Scientific Resources

Trends from SLAS 2025

The Society of Laboratory Automation and Screening (SLAS) International Conference was held in San Diego last week, bringing together diverse research and technology organizations to showcase and learn about the latest innovations in automation, high-throughput screening, and data analysis solutions.

With more than 200 scientific presentations and over 400 exhibitors, the SLAS2025 conference covered a wide range of topics including advanced therapeutic modalities, diagnostic tools, AI/ML solutions, and 3D cellular models.

Here, we highlight two key trends that echoed throughout the conference with a particular affinity towards the importance of high-quality data, tools, and reagents.

Trend 1: AI/ML models are only as good as the data that feeds them

Not surprisingly, a common theme focused on the adoption of generative artificial intelligence (AI) and machine learning (ML) to accelerate drug discovery. An area of continued interest is implementing AI/ML models to improve drug discovery workflows, particularly in the advancement of lead candidates following a screening campaign. While the models and output attract significant attention, the most important aspect is the generation of high-quality, robust data to feed these models and established assays to validate results. For example, following the early success of GLP-1 agonists, the idea of utilizing peptide ligands as therapeutics is experiencing a period of renewed interest. AI/ML models can be used to design peptide binders optimized for potency, selectivity, and favorable physiochemical properties. However, these models are often built from on datasets from hundreds of thousands of peptide interactions. That number may seem large to some audiences, yet it can often present limitations that impact the success of the model. Adopting technologies such as phage display, where tens or hundreds of billions of sequences are screened can not only rapidly identify novel ligands, but it also provides a massive high-quality dataset that can be used to build new predictive models that successfully achieve project specific goals. As the field continues to generate large datasets from screens, affinity applications, and others, how that dataset can improve the quality or accuracy of an AI model should be considered.
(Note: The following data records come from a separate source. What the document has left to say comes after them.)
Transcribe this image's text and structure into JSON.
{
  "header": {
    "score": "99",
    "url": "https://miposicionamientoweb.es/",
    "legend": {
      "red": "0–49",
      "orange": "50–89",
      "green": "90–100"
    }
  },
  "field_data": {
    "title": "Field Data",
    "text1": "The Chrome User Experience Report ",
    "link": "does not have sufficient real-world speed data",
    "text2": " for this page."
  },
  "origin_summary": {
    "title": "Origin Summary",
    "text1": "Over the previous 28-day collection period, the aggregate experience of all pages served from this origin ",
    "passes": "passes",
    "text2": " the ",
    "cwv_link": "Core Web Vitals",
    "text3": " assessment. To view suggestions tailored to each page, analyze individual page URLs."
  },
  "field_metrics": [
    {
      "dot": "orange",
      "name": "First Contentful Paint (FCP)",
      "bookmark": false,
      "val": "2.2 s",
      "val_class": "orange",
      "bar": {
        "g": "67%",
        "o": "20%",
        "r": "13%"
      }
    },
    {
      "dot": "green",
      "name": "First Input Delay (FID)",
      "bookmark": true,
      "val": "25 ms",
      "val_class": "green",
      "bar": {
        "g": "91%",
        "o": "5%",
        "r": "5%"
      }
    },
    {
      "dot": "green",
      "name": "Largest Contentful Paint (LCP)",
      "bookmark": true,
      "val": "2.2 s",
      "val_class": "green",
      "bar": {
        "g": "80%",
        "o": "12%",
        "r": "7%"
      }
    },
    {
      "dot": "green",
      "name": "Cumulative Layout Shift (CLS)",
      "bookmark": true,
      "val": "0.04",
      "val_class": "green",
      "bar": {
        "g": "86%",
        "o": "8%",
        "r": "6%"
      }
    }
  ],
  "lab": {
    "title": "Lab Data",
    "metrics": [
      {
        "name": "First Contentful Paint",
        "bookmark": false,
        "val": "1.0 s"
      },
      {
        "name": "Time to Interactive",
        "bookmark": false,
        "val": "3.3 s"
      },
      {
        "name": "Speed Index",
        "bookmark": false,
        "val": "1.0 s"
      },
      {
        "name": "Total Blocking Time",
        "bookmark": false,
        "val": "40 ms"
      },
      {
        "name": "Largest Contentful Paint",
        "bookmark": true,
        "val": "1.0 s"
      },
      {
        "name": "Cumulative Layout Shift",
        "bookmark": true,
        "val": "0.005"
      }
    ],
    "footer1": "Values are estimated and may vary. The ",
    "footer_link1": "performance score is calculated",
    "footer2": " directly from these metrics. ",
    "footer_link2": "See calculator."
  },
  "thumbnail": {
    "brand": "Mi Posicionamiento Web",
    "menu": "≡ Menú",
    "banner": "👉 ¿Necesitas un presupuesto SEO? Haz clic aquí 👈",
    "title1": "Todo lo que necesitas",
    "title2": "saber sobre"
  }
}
Trend 2: Sustainable solutions for drug discovery and beyond 

The SLAS community continues to support sustainable solutions, including the SLAS organization in its presentation of the conference to the researchers, engineers, and exhibitors that offer sustainable products and services. This year, we saw novel biodegradable consumables and an emphasis to shift from animal testing towards 3D cellular models for pre-clinical assessment of drug candidates and diagnostic applications. Interestingly, many of the diagnostic applications rely on affinity reagents that are developed through animal immunization. The field therefore needs more sustainable technologies to reveal high-quality affinity reagents for a variety of applications. Tango Biosciences’ extensive phage display libraries for antibodies, antibody mimics (monobodies, nanobodies, peptides, and more) are well suited for revealing high-quality affinity reagents for virtually any target. Our proprietary Avidimer platform is designed to reveal antibody pairs that bind to a single target (or complex) to efficiently translate towards diagnostic formats such as sandwich assays and high affinity applications. Importantly, the recombinant approach is amenable to protein engineering to tailor the affinity and selectivity, while also offering a sustainable solution to benefit patients and the environment.